The existing research shows that circRNA is a potential biomarker of many diseases and can provide a new perspective for the generation, treatment, and diagnosis of human complex diseases. Therefore, it is urgent to accelerate the biological research of circRNA. The use of computational methods can provide a preselected range for biological experiments, thus saving time and resources, and speeding up the progress of related research. Limited by the small number of data verified by experiments and high randomness. Although some methods have been tried, it is still difficult to complete the CMI prediction in real cases.

This paper proposes a reliable model, KS-CMI, that can predict in real cases. KS-CMI reconstructs the CMCI network to increase the behavior features of molecules in the network, and then integrates the chain social relations of molecules with the balance theory, effectively solving the problem of difficult feature extraction in sparse networks. Next, we combine the machine learning method of noise reduction and the classification strategy in ensemble learning to complete the CMI prediction task quickly and efficiently. KS-CMI achieved AUC of 81.32% in the prediction task of real cases and, in the case study, 13 pairs of CMI based on real research were successfully predicted. These results mean that KS-CMI is one of the few methods that can efficiently complete CMI prediction in real cases.

Limitations of the study

KS-CMI introduced the balance theory and the idea of strengthening individual characteristics in social networks into biomolecular networks, and completed the prediction task that could not be completed by previous work. However, this does not mean that all community network algorithms can apply to biological networks and need to be reasonably improved. In addition, due to data limitations, the negative samples used in this work are randomly generated. Due to the unique chain social relationship feature extraction, different negative samples will produce large training differences that may lead to different experimental results.
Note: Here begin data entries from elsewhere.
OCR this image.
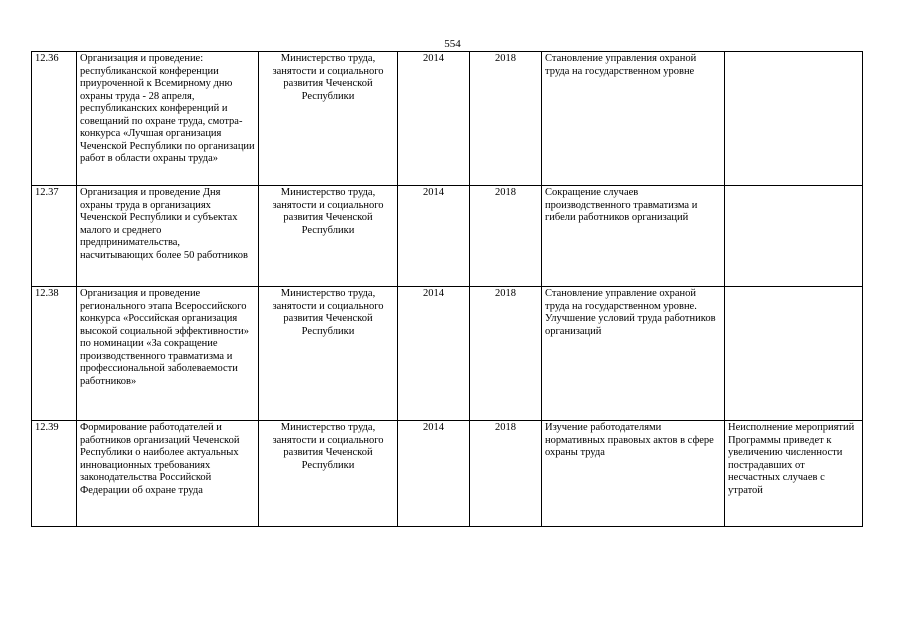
554
12.36	Организация и проведение: республиканской конференции приуроченной к Всемирному дню охраны труда - 28 апреля, республиканских конференций и совещаний по охране труда, смотра-конкурса «Лучшая организация Чеченской Республики по организации работ в области охраны труда»	Министерство труда, занятости и социального развития Чеченской Республики	2014	2018	Становление управления охраной труда на государственном уровне	
12.37	Организация и проведение Дня охраны труда в организациях Чеченской Республики и субъектах малого и среднего предпринимательства, насчитывающих более 50 работников	Министерство труда, занятости и социального развития Чеченской Республики	2014	2018	Сокращение случаев производственного травматизма и гибели работников организаций	
12.38	Организация и проведение регионального этапа Всероссийского конкурса «Российская организация высокой социальной эффективности» по номинации «За сокращение производственного травматизма и профессиональной заболеваемости работников»	Министерство труда, занятости и социального развития Чеченской Республики	2014	2018	Становление управление охраной труда на государственном уровне. Улучшение условий труда работников организаций	
12.39	Формирование работодателей и работников организаций Чеченской Республики о наиболее актуальных инновационных требованиях законодательства Российской Федерации об охране труда	Министерство труда, занятости и социального развития Чеченской Республики	2014	2018	Изучение работодателями нормативных правовых актов в сфере охраны труда	Неисполнение мероприятий Программы приведет к увеличению численности пострадавших от несчастных случаев с утратой
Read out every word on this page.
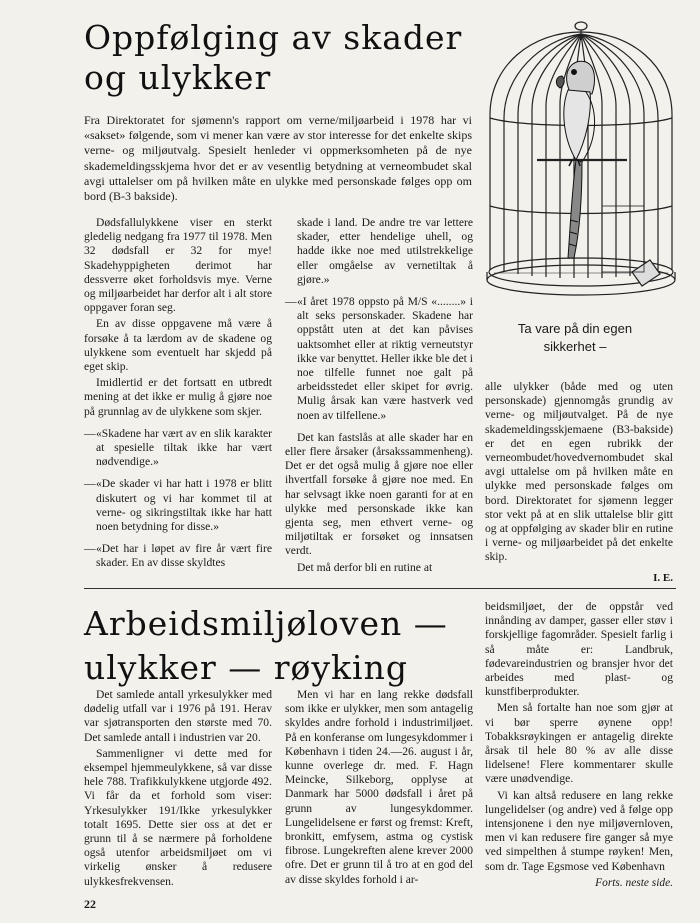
Oppfølging av skader
og ulykker

Fra Direktoratet for sjømenn's rapport om verne/miljøarbeid i 1978 har vi «sakset» følgende, som vi mener kan være av stor interesse for det enkelte skips verne- og miljøutvalg. Spesielt henleder vi oppmerksomheten på de nye skademeldingsskjema hvor det er av vesentlig betydning at verneombudet skal avgi uttalelser om på hvilken måte en ulykke med personskade følges opp om bord (B-3 bakside).

Dødsfallulykkene viser en sterkt gledelig nedgang fra 1977 til 1978. Men 32 dødsfall er 32 for mye! Skadehyppigheten derimot har dessverre øket forholdsvis mye. Verne og miljøarbeidet har derfor alt i alt store oppgaver foran seg.

En av disse oppgavene må være å forsøke å ta lærdom av de skadene og ulykkene som eventuelt har skjedd på eget skip.

Imidlertid er det fortsatt en utbredt mening at det ikke er mulig å gjøre noe på grunnlag av de ulykkene som skjer.

— «Skadene har vært av en slik karakter at spesielle tiltak ikke har vært nødvendige.»

— «De skader vi har hatt i 1978 er blitt diskutert og vi har kommet til at verne- og sikringstiltak ikke har hatt noen betydning for disse.»

— «Det har i løpet av fire år vært fire skader. En av disse skyldtes

skade i land. De andre tre var lettere skader, etter hendelige uhell, og hadde ikke noe med utilstrekkelige eller omgåelse av vernetiltak å gjøre.»

— «I året 1978 oppsto på M/S «........» i alt seks personskader. Skadene har oppstått uten at det kan påvises uaktsomhet eller at riktig verneutstyr ikke var benyttet. Heller ikke ble det i noe tilfelle funnet noe galt på arbeidsstedet eller skipet for øvrig. Mulig årsak kan være hastverk ved noen av tilfellene.»

Det kan fastslås at alle skader har en eller flere årsaker (årsakssammenheng). Det er det også mulig å gjøre noe eller ihvertfall forsøke å gjøre noe med. En har selvsagt ikke noen garanti for at en ulykke med personskade ikke kan gjenta seg, men ethvert verne- og miljøtiltak er forsøket og innsatsen verdt.

Det må derfor bli en rutine at

Ta vare på din egen
sikkerhet –

alle ulykker (både med og uten personskade) gjennomgås grundig av verne- og miljøutvalget. På de nye skademeldingsskjemaene (B3-bakside) er det en egen rubrikk der verneombudet/hovedvernombudet skal avgi uttalelse om på hvilken måte en ulykke med personskade følges om bord. Direktoratet for sjømenn legger stor vekt på at en slik uttalelse blir gitt og at oppfølging av skader blir en rutine i verne- og miljøarbeidet på det enkelte skip.

I. E.
Arbeidsmiljøloven —
ulykker — røyking

Det samlede antall yrkesulykker med dødelig utfall var i 1976 på 191. Herav var sjøtransporten den største med 70. Det samlede antall i industrien var 20.

Sammenligner vi dette med for eksempel hjemmeulykkene, så var disse hele 788. Trafikkulykkene utgjorde 492. Vi får da et forhold som viser: Yrkesulykker 191/Ikke yrkesulykker totalt 1695. Dette sier oss at det er grunn til å se nærmere på forholdene også utenfor arbeidsmiljøet om vi virkelig ønsker å redusere ulykkesfrekvensen.

Men vi har en lang rekke dødsfall som ikke er ulykker, men som antagelig skyldes andre forhold i industrimiljøet. På en konferanse om lungesykdommer i København i tiden 24.—26. august i år, kunne overlege dr. med. F. Hagn Meincke, Silkeborg, opplyse at Danmark har 5000 dødsfall i året på grunn av lungesykdommer. Lungelidelsene er først og fremst: Kreft, bronkitt, emfysem, astma og cystisk fibrose. Lungekreften alene krever 2000 ofre. Det er grunn til å tro at en god del av disse skyldes forhold i ar-

beidsmiljøet, der de oppstår ved innånding av damper, gasser eller støv i forskjellige fagområder. Spesielt farlig i så måte er: Landbruk, fødevareindustrien og bransjer hvor det arbeides med plast- og kunstfiberprodukter.

Men så fortalte han noe som gjør at vi bør sperre øynene opp! Tobakksrøykingen er antagelig direkte årsak til hele 80 % av alle disse lidelsene! Flere kommentarer skulle være unødvendige.

Vi kan altså redusere en lang rekke lungelidelser (og andre) ved å følge opp intensjonene i den nye miljøvernloven, men vi kan redusere fire ganger så mye ved simpelthen å stumpe røyken! Men, som dr. Tage Egsmose ved København

Forts. neste side.
22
However, there is no doubt that KS-CMI provides valuable experience in methods and data for CMI prediction research in real cases, and is currently one of the most competitive CMI prediction models.

STAR★Methods

Key resources table

REAGENT or RESOURCE	SOURCE	IDENTIFIER
Deposited data

CMI-9905	KGDCMI	https://github.com/1axin/KGDCMI
CMI-9589	Database: circBank	http://www.circbank.cn/
The latest version of circRNA-cancer data	Database: circR2Cancer	http://www.biobdlab.cn:8000/

Other

Materials	This paper	N/A
Data and code	This paper	N/A

Open in a new tab

Resource availability

Lead contact

The raw data, analytic methods, and study materials will be publicly available as online-only Supplemental information. Study materials will be provided after a reasonable request. Inquiries can be directed to the lead contact, Changqing Yu (xaycq@163.com).

Materials availability

All materials reported in this paper will be shared by the lead contact upon request.

Method details

Dataset

In this work, we downloaded the latest version of 1439 circRNA-cancer positive pairs from the circR2Cancer database.³⁰

Database: circR2Cancer is a manually managed database that provides known associations between circRNAs and cancers. The data in this database are collected from existing literature and related materials, and all of them have experimental support. Because of the biological property of circRNAs competitively binding miRNAs and thus causing diseases such as cancer, circRNA-cancer experiments also include circRNA-miRNA samples. After secondary collation, we finally obtained 753 circRNA-miRNA positive pairs between 515 circRNAs and 469 miRNAs, and we named this dataset CMI-753 for ease of representation.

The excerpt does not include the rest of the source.